Researchers at the University of Surrey have successfully trained an artificial intelligence (AI) system to anticipate the 3D posture of a dog based on a 2D image. Utilizing many virtual dogs created within the video game Grand Theft Auto, the team led by postgraduate research student Moira Shooter has achieved a breakthrough with broad potential applications across various fields.
Shooter emphasized the versatility of this innovation, stating, “From ecology to animation, this clever solution holds promise for numerous applications.”
Traditionally, teaching AI to interpret 3D information from 2D images involves presenting it with photographs alongside corresponding 3D spatial data. However, as humans use motion capture suits for this purpose, such methods could be more practical for animals like dogs. To overcome this hurdle, researchers modified the Grand Theft Auto V code, substituting the game’s protagonist with various breeds of dogs, a process known as modding.
The team then generated a diverse array of videos depicting dogs in different activities and environmental conditions, creating a comprehensive DigiDogs database comprising 27,900 frames.

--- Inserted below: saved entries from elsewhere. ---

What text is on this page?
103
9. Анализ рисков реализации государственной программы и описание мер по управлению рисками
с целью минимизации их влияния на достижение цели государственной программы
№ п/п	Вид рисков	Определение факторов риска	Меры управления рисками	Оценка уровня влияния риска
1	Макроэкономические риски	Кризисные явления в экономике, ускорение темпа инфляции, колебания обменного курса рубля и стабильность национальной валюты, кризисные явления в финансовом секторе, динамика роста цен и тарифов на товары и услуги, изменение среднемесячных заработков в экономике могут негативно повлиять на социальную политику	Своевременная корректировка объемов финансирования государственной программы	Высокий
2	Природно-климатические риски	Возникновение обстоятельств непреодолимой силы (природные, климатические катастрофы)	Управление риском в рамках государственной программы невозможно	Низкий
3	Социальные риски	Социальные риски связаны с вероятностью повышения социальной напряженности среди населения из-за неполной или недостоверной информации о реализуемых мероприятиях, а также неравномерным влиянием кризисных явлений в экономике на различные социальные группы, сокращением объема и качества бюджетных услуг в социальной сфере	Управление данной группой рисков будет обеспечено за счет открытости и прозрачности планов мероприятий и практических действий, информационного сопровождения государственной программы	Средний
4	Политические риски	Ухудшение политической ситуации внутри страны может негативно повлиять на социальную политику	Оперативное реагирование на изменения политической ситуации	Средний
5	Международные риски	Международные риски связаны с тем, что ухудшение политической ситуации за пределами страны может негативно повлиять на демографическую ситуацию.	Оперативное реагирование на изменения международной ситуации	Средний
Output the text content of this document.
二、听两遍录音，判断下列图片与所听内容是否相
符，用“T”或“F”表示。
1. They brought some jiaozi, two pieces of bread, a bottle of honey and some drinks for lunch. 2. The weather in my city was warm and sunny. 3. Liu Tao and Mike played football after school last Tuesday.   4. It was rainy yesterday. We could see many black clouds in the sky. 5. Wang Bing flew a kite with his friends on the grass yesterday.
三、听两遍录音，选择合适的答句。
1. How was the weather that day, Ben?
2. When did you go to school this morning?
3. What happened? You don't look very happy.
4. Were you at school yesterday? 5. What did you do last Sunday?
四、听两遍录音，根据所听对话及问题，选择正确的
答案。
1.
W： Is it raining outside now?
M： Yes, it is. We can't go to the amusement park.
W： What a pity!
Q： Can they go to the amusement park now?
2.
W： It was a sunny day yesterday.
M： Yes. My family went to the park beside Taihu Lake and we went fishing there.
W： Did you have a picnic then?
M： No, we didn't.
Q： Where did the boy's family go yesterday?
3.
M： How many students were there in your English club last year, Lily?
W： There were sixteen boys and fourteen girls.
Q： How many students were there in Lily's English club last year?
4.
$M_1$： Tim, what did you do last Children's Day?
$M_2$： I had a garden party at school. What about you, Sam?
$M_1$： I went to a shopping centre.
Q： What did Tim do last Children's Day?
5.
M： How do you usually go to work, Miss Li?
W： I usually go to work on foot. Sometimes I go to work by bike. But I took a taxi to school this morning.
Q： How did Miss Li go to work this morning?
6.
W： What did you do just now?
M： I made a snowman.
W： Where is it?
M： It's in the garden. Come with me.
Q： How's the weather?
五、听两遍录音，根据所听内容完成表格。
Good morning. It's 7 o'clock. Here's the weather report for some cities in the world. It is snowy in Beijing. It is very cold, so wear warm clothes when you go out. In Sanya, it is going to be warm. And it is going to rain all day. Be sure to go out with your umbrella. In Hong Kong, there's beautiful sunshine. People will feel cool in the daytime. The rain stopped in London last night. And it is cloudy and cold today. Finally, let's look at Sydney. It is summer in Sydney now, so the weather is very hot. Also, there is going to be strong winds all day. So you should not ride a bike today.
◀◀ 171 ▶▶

Their next step involves refining the system using Meta’s DINOv2 model to ensure accuracy in predicting 3D poses from real dog images. Shooter explained, “Although our model was initially trained on CGI dogs, we have successfully applied it to generate 3D skeletal models from photographs of real animals.” This capability could have significant implications, enabling conservationists to identify injured wildlife and aiding artists in crafting more lifelike animals in virtual environments.
Shooter concluded, emphasizing the richness of information contained within 3D poses compared to 2D photographs.